Il avait été condamné en 2001 à la prison à vie avec une peine de sûreté de 27 ans pour son implication dans l’explosion d’un avion de la Pan Am en 1988 au-dessus du village écossais de Lockerbie, qui avait fait 270 morts.
Vendredi soir, il a été reçu par le colonel Kadhafi, qui a salué la décision du gouvernement écossais de libérer M. Megrahi "malgré les pressions non acceptables et non raisonnables", selon l’agence officielle Jana.
Samedi, des journaux proches de Seif Al-Islam, Oéa et Korina, étalaient en une des photos de l’ancien prisonnier libyen, le journal Al-Shams saluant un "retour victorieux" après des années de "souffrances".
D’autres médias libyens évoquaient l’ambiance de fête régnant au domicile d’Abdelbaset al-Megrahi, accueilli en héros jeudi à Tripoli par des centaines de personnes, ce qui a suscité des réactions indignées à Londres et Washington.
"Marchandage"
Pour la presse britannique, ni Londres, ni Edimbourg, ni Tripoli ne sortent grandis de cette libération.
"Prétendre que cette décision n’est pas guidée par des intérêts politiques et un niveau de consultation, voire de collusion, entre Edimbourgh et Londres, seuls les gueux peuvent le croire", écrivait samedi The Independent.

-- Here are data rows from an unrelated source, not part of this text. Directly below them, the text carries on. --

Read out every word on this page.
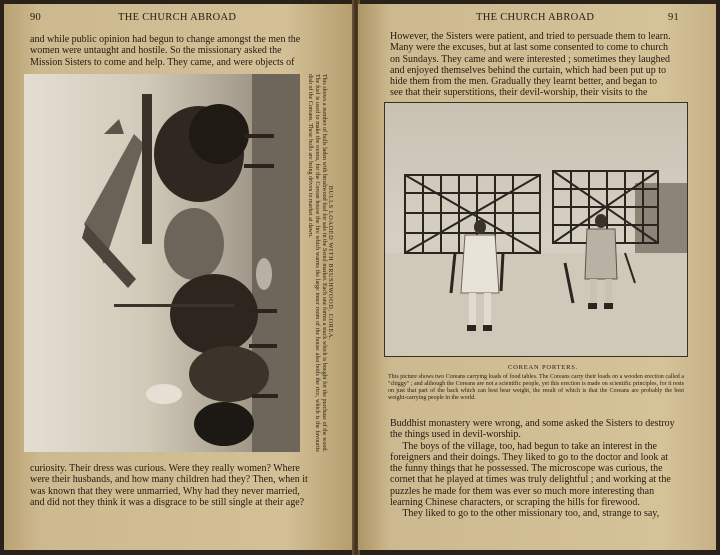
90	THE CHURCH ABROAD
and while public opinion had begun to change amongst the men the
women were untaught and hostile. So the missionary asked the
Mission Sisters to come and help. They came, and were objects of
BULLS LOADED WITH BRUSHWOOD, COREA.
This shows a number of bulls laden with brushwood fuel for sale in the Seoul market. Each one forms a stack which is bought for the purchase of the wood. The fuel is used to make the rooms, for the Corean house the fire which warms the large inner room of the house also boils the rice, which is the favourite dish of the Coreans. These bulls are being driven to market at dawn.
curiosity. Their dress was curious. Were they really women? Where
were their husbands, and how many children had they? Then, when it
was known that they were unmarried, Why had they never married,
and did not they think it was a disgrace to be still single at their age?
THE CHURCH ABROAD	91
However, the Sisters were patient, and tried to persuade them to learn.
Many were the excuses, but at last some consented to come to church
on Sundays. They came and were interested ; sometimes they laughed
and enjoyed themselves behind the curtain, which had been put up to
hide them from the men. Gradually they learnt better, and began to
see that their superstitions, their devil-worship, their visits to the
COREAN PORTERS.
This picture shows two Coreans carrying loads of food tables. The Coreans carry their loads on a wooden erection called a "chiggy" ; and although the Coreans are not a scientific people, yet this erection is made on scientific principles, for it rests on just that part of the back which can best bear weight, the result of which is that the Coreans are probably the best weight-carrying people in the world.
Buddhist monastery were wrong, and some asked the Sisters to destroy
the things used in devil-worship.
The boys of the village, too, had begun to take an interest in the
foreigners and their doings. They liked to go to the doctor and look at
the funny things that he possessed. The microscope was curious, the
cornet that he played at times was truly delightful ; and working at the
puzzles he made for them was ever so much more interesting than
learning Chinese characters, or scraping the hills for firewood.
They liked to go to the other missionary too, and, strange to say,
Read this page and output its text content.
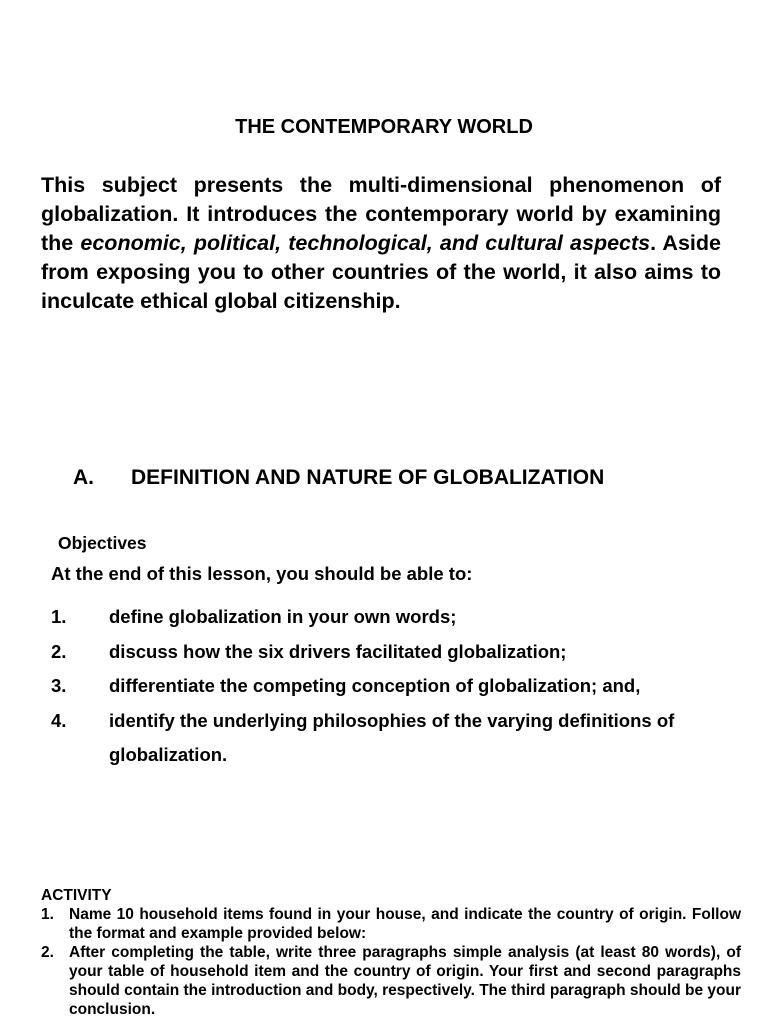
THE CONTEMPORARY WORLD
This subject presents the multi-dimensional phenomenon of globalization. It introduces the contemporary world by examining the economic, political, technological, and cultural aspects. Aside from exposing you to other countries of the world, it also aims to inculcate ethical global citizenship.
A. DEFINITION AND NATURE OF GLOBALIZATION
Objectives
At the end of this lesson, you should be able to:
1.	define globalization in your own words;
2.	discuss how the six drivers facilitated globalization;
3.	differentiate the competing conception of globalization; and,
4.	identify the underlying philosophies of the varying definitions of globalization.
ACTIVITY
1. Name 10 household items found in your house, and indicate the country of origin. Follow the format and example provided below:
2. After completing the table, write three paragraphs simple analysis (at least 80 words), of your table of household item and the country of origin. Your first and second paragraphs should contain the introduction and body, respectively. The third paragraph should be your conclusion.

"Il faudrait être naïf pour ne pas percevoir l’odeur du marchandage d’arrière-boutique. "
Le Daily Mail évoquait de son côté une "semaine de la honte" pour les dirigeants britanniques.
Dans une brève déclaration, M. Megrahi a affirmé n’avoir "jamais imaginé (qu’il) pourrait un jour rentrer en Libye".
Dans un entretien au quotidien The Times publié samedi, il a réitéré son innocence et affirmé qu’il allait produire avant sa mort des preuves le mettant hors de cause.